O lírio-das-areias (Pancratium maritimum) é fundamental na consolidação e equilíbrio dos sistemas dunares costeiros.

Conheçam esta bela planta, cujas delicadas flores brancas possuem um aroma leve que se torna mais intenso durante as noites quentes e sem vento.

 

A família Amarylidaceae

O lírio-das-areias é uma espécie da família Amarylidaceae, que engloba perto de 2.300 espécies. Algumas são bem conhecidas, como a campainha-amarela (Narcissus bulbocodium), o alho-porro (Allium ampeloprasum), a cebola (Allium cepa), o cebolinho (Allium schoenoprasum), a amarílis (Amaryllis belladonna), a campainha-de-outono (Acis autumnalis), o agapanto (Agapanthus africanus), entre muitas outras.

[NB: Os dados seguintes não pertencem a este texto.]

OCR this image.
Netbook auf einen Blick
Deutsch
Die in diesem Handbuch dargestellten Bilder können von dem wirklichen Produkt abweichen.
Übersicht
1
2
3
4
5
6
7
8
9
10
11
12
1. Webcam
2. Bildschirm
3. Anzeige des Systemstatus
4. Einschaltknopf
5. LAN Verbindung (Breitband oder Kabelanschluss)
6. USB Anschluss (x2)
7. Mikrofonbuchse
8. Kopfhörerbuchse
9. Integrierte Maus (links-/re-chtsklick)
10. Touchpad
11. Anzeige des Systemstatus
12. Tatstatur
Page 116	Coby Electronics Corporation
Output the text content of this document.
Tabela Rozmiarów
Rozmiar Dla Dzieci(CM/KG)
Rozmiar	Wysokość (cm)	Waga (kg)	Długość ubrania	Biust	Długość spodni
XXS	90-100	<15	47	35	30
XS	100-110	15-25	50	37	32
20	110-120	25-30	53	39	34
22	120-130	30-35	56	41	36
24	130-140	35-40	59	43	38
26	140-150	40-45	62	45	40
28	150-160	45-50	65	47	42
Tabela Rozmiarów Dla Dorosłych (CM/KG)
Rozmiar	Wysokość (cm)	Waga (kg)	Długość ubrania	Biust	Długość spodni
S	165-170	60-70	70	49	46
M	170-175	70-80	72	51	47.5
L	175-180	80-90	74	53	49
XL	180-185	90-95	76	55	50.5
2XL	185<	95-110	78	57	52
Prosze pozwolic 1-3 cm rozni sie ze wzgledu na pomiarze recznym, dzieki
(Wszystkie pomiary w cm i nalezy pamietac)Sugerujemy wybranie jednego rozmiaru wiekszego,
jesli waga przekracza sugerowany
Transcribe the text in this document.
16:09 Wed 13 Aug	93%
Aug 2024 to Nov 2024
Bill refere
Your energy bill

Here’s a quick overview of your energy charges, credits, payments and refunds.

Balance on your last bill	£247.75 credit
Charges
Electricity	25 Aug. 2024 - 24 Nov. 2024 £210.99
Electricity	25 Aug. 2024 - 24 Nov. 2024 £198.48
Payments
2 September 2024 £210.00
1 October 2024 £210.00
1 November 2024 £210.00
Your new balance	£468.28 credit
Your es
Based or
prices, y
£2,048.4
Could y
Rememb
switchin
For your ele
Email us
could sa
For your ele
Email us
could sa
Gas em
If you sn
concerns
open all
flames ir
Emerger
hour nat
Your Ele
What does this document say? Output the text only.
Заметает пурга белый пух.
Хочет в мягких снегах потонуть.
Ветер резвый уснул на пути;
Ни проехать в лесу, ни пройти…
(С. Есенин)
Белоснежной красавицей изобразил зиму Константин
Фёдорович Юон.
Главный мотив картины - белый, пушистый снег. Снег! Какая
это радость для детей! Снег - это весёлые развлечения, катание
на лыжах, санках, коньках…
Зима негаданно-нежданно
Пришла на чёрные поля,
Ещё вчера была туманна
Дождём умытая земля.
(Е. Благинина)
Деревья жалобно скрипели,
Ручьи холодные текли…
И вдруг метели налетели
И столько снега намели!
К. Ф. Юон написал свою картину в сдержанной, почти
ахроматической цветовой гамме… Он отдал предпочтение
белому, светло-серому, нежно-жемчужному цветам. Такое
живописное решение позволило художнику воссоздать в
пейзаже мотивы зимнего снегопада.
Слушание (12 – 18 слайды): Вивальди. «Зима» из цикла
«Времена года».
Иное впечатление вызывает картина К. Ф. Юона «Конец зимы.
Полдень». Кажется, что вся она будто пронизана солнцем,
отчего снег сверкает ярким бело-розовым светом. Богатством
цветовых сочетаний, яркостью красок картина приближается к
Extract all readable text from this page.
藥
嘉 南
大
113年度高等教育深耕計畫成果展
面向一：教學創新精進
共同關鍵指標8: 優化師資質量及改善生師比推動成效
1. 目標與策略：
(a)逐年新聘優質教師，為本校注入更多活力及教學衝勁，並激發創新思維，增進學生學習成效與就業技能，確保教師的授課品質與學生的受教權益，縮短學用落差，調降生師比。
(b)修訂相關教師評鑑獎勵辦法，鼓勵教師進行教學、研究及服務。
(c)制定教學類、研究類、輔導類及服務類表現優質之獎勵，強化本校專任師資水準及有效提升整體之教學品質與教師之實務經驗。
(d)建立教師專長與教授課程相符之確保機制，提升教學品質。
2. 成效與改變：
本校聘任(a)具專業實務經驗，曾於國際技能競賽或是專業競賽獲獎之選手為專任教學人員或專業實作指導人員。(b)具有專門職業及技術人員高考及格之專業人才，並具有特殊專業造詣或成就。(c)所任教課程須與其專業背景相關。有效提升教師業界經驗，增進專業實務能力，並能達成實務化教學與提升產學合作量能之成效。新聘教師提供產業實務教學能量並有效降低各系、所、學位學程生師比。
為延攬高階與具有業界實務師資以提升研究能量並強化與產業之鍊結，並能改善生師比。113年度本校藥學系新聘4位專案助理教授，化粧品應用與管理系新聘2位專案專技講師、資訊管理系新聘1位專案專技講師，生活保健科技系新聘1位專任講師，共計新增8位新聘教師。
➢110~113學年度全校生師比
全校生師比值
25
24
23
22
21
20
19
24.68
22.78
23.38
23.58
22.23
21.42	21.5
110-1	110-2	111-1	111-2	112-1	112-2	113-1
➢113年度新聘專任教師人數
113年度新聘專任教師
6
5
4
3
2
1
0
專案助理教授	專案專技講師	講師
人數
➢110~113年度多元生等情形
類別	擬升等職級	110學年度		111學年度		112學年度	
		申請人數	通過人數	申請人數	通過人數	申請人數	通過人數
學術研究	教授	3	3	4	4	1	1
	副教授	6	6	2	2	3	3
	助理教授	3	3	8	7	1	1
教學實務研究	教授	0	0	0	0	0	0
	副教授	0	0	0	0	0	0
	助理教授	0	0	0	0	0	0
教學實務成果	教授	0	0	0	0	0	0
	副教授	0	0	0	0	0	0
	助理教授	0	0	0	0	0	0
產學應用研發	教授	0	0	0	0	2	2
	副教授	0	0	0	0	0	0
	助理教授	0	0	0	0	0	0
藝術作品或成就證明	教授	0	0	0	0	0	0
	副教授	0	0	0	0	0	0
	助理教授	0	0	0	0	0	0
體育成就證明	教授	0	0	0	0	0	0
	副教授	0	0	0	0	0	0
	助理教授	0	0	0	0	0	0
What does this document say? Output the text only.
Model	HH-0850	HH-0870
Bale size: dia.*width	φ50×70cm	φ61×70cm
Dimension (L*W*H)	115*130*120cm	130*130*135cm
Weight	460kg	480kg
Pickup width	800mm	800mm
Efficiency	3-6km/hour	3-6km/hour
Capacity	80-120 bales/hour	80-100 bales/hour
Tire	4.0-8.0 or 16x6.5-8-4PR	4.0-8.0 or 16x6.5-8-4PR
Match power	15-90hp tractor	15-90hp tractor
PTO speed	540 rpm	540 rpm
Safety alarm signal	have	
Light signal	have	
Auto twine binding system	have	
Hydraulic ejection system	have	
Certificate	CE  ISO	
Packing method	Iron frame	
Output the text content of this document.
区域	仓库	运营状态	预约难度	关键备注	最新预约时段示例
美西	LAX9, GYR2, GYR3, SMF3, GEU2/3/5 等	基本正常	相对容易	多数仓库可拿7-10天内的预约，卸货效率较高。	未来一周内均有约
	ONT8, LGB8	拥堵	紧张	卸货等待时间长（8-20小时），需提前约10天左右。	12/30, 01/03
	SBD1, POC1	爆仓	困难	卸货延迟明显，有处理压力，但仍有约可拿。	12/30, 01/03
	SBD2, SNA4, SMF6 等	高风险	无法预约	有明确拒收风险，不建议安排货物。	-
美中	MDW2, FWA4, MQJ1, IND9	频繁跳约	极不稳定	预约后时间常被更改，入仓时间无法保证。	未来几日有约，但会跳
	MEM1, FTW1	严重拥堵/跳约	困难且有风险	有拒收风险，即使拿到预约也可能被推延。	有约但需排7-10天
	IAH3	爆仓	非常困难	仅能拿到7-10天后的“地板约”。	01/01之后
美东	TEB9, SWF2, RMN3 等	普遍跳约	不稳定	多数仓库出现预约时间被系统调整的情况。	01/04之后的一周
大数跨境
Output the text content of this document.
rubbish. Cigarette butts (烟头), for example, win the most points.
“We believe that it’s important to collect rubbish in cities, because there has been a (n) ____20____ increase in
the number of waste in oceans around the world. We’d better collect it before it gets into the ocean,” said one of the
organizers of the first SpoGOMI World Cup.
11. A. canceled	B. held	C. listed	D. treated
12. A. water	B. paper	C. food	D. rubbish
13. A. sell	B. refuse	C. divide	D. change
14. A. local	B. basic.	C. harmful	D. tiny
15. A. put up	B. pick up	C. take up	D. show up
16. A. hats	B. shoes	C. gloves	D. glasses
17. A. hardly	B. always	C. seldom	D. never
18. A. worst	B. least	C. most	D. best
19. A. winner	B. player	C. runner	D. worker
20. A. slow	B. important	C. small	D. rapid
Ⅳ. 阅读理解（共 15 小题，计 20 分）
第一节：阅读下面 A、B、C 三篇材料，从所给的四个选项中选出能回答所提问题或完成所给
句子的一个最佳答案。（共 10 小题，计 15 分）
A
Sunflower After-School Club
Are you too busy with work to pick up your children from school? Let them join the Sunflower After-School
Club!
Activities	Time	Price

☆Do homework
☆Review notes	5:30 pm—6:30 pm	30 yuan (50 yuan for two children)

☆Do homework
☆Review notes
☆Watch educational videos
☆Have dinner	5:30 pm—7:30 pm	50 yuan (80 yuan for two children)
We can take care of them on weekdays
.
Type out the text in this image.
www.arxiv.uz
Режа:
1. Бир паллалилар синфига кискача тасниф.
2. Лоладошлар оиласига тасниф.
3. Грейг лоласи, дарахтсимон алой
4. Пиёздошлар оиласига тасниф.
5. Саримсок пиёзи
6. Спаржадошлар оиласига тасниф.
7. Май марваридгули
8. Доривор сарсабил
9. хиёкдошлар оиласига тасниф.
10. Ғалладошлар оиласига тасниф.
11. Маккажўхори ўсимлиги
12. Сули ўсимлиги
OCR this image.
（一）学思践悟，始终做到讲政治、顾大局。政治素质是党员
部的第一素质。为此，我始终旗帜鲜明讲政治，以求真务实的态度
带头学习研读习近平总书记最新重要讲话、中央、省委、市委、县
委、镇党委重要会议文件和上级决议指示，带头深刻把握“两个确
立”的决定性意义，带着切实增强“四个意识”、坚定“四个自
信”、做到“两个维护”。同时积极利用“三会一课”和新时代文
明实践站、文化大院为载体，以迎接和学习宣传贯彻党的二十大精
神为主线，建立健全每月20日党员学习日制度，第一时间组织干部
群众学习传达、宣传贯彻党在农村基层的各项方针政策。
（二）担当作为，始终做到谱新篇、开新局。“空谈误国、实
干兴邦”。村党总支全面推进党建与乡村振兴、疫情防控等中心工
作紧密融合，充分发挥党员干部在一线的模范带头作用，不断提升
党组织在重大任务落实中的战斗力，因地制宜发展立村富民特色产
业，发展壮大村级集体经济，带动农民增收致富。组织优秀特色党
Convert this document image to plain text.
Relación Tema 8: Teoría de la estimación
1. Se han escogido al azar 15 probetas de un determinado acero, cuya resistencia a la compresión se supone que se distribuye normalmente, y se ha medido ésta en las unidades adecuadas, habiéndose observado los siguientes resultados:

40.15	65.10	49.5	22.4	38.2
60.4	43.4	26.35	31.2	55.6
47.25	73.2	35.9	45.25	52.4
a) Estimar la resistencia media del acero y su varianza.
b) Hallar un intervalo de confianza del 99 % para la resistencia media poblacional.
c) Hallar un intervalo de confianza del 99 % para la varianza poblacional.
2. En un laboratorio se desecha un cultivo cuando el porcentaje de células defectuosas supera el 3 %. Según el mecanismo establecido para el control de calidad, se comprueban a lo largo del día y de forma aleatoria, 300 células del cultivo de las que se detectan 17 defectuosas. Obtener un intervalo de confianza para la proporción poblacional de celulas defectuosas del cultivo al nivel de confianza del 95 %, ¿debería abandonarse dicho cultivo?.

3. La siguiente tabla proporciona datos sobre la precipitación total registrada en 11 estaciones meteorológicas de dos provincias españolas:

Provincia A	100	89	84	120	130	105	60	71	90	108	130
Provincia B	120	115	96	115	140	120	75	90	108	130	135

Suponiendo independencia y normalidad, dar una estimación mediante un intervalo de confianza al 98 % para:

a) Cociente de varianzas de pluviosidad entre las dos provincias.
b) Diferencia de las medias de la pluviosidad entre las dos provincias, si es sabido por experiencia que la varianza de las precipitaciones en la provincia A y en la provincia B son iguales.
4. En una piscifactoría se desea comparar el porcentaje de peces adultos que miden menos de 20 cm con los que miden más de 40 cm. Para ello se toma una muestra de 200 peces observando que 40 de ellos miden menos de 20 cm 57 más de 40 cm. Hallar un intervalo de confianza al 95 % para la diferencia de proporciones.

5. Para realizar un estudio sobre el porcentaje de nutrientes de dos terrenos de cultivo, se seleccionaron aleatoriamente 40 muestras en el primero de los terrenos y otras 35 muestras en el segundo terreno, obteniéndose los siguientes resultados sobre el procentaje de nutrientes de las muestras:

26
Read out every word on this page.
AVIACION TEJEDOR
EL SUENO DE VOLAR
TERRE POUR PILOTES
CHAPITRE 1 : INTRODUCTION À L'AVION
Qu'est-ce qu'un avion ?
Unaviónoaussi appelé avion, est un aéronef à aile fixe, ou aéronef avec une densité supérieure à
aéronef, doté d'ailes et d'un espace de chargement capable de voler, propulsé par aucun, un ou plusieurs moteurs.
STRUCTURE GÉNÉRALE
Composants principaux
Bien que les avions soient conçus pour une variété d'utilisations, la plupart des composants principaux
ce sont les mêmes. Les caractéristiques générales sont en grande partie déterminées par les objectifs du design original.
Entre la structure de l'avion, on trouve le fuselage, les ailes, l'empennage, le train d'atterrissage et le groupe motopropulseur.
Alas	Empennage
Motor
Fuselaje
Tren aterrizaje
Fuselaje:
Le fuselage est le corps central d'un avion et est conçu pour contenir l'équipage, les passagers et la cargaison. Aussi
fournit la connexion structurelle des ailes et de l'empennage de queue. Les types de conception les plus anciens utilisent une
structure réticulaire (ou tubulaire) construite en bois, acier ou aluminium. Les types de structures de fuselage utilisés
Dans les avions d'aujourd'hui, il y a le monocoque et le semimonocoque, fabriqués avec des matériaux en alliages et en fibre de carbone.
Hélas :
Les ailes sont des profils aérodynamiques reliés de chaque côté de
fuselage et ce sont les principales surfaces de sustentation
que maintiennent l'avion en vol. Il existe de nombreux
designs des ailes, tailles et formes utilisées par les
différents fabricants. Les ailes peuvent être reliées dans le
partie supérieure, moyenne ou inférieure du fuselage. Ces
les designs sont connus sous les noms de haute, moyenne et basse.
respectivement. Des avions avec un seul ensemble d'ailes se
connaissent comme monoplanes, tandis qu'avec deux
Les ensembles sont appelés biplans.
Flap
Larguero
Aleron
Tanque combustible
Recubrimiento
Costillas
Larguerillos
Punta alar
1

Os membros desta família são conhecidos pelas suas múltiplas aplicações: condimentares, hortícolas, ornamentais e medicinais, e por apresentarem caule subterrâneo – bolbo – de onde partem várias folhas para a superfície.

Em Portugal, esta família está representada por quatro géneros botânicos, dos quais se destaca o género Allium, por ser o mais representativo desta família em território continental, e o género Narcissus, pela riqueza de espécies endémicas de Portugal Continental e outras exclusivas da Península Ibérica.

Nos arquipélagos da Madeira e dos Açores não há registo de espécies nativas desta família botânica, embora ocorram muitas espécies exóticas.

 

Lírio-das-areias

O lírio-das-areias é também vulgarmente conhecido como lírio-branco-das-dunas, lírio-branco-das-areias, lírio-branco-das-praias, narciso-das-areais, narciso-marítimo, cebola-das-gaivotas, cebola-do-mar, entre outros. Ou seja, um sem fim de nomes para a mesma planta.

Foto: Yann an Aod/Wiki Commons

É uma planta vivaz, bolbosa, de porte herbáceo, que pode crescer até 50 centímetros de altura.

O lírio-das-areias possui um bolbo grande – caule subterrâneo, situado a grande profundidade – ovóide, esbranquiçado, formado por várias camadas e protegido por uma túnica membranácea de cor escura. É do bolbo que surgem, à superfície do solo, as folhas, que formam um pequeno tufo com cinco a seis folhas basais.

As folhas são grossas, oblongo-lineares, ligeiramente arredondadas na extremidade e têm tendência a ficar levemente torcidas (em espiral). São verde-azuladas, cobertas por uma substância cerosa, e não possuem pecíolo.

Foto: T. Kebert/Wiki Commons

As folhas surgem antes das flores, e podem secar ainda no período de floração, ficando apenas à superfície o escapo floral. O escapo floral é achatado, robusto e liso e pode medir 15 a 40 centímetros de altura.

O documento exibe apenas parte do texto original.